After the 10 turns, each player counts the cattle heads on the cards gathered from the table during the round. The score of each player is collected on the paper and a new hand starts.

The game ends when a player collects a total of 66 or more cattle heads. The winner is the player who has collected the fewest cattle heads.

Variations

The number of cards depends on the number of players

To make the game more complex, if there are fewer than 10 players, before starting, remove from the deck the cards higher than 10n + 4 (where n is the number of players). E.g. with 5 player you will use only the cards from 1 to 54, excluding the cards from 55 to 104, with 7 player only the cards from 1 to 74 are used. The other rules are unchanged.

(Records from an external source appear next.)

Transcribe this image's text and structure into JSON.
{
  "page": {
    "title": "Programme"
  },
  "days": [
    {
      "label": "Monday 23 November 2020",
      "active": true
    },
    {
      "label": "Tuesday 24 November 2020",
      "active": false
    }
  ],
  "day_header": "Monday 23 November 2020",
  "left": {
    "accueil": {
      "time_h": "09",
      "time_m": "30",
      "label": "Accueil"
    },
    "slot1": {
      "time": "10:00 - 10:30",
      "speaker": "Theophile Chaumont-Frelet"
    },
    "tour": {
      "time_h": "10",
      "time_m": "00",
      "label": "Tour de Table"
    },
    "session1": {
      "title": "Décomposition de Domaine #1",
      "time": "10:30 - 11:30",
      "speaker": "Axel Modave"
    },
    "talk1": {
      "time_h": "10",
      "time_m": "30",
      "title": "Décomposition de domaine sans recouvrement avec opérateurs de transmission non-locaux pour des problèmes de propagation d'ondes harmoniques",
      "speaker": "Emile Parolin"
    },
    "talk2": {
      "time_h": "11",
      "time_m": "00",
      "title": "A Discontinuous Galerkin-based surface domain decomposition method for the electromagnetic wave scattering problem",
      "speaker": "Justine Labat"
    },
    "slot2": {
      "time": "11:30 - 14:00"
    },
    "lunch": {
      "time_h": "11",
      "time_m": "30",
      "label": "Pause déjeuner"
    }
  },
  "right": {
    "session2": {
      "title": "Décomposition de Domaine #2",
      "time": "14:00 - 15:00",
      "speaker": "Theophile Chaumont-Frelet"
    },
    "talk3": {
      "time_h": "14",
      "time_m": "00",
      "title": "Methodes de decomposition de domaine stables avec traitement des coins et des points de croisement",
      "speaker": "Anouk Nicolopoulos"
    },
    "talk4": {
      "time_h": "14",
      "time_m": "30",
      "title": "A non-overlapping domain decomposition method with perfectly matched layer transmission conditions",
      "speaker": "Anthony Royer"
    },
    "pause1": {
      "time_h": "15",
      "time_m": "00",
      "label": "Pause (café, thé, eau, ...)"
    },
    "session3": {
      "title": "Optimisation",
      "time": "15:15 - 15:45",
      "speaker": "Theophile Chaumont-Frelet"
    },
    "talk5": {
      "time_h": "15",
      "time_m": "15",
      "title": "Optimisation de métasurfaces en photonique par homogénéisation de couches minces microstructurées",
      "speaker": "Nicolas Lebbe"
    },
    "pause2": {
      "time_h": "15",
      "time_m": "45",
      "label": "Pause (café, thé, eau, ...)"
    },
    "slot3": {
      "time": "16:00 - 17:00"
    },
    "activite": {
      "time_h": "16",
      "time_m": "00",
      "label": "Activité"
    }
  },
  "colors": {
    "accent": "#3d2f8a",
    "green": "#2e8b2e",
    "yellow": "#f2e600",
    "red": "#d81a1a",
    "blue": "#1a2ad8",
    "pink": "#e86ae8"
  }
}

This variation is more strategic than the basic rules since it is possible to know which cards have been already played and which ones are available to other players.

Cards can also go to the beginning of the row

In this variation, the card currently being placed can also go to the left of an existing row of cards, following the same concepts: it has to be lower than the leftmost card in that row and it has to be closest in value to that card (example, place the 10 to the left of 11 instead of 15). It is not allowed to place a card in between two existing cards of a row. If a card could be placed both at the start of one row or at the end of another row, the closest card (in number) determines where it will go. If placing the 6th card to the left of a row, you take the whole row and leave your card as the start. This variation is implemented online at Brett Spiel Welt and makes the game more unpredictable.

Each player chooses his/ her cards

All cards are placed facing upwards on the table. Starting from a randomly selected player and continuing clockwise each player chooses a card. This continues until each player holds 10 cards. The remaining 4 cards are arranged on the table to form a vertical line. The other rules are unchanged.

Children's version

This version is for children who understand bigger/smaller numbers or to teach them the concept.

  • Deal 15 cards each. Place the deck face down in front of the players.
  • Place 5 open cards.
  • Each player takes turn opening the top card on their deck and placing it according to the usual rules.
  • Play until the 15 cards are played.
  • Winner is the one who has the MOST points.

Teaches kids to count and learn about bigger/smaller numbers. It is purely luck, so kids and adults are equally matched.

References

  1. ^ "Preisträger". Internationale Spieltage (in German). Friedhelm Merz Verlag GmbH & Co KG. Archived from the original on 2017-08-05. Retrieved 7 October 2017.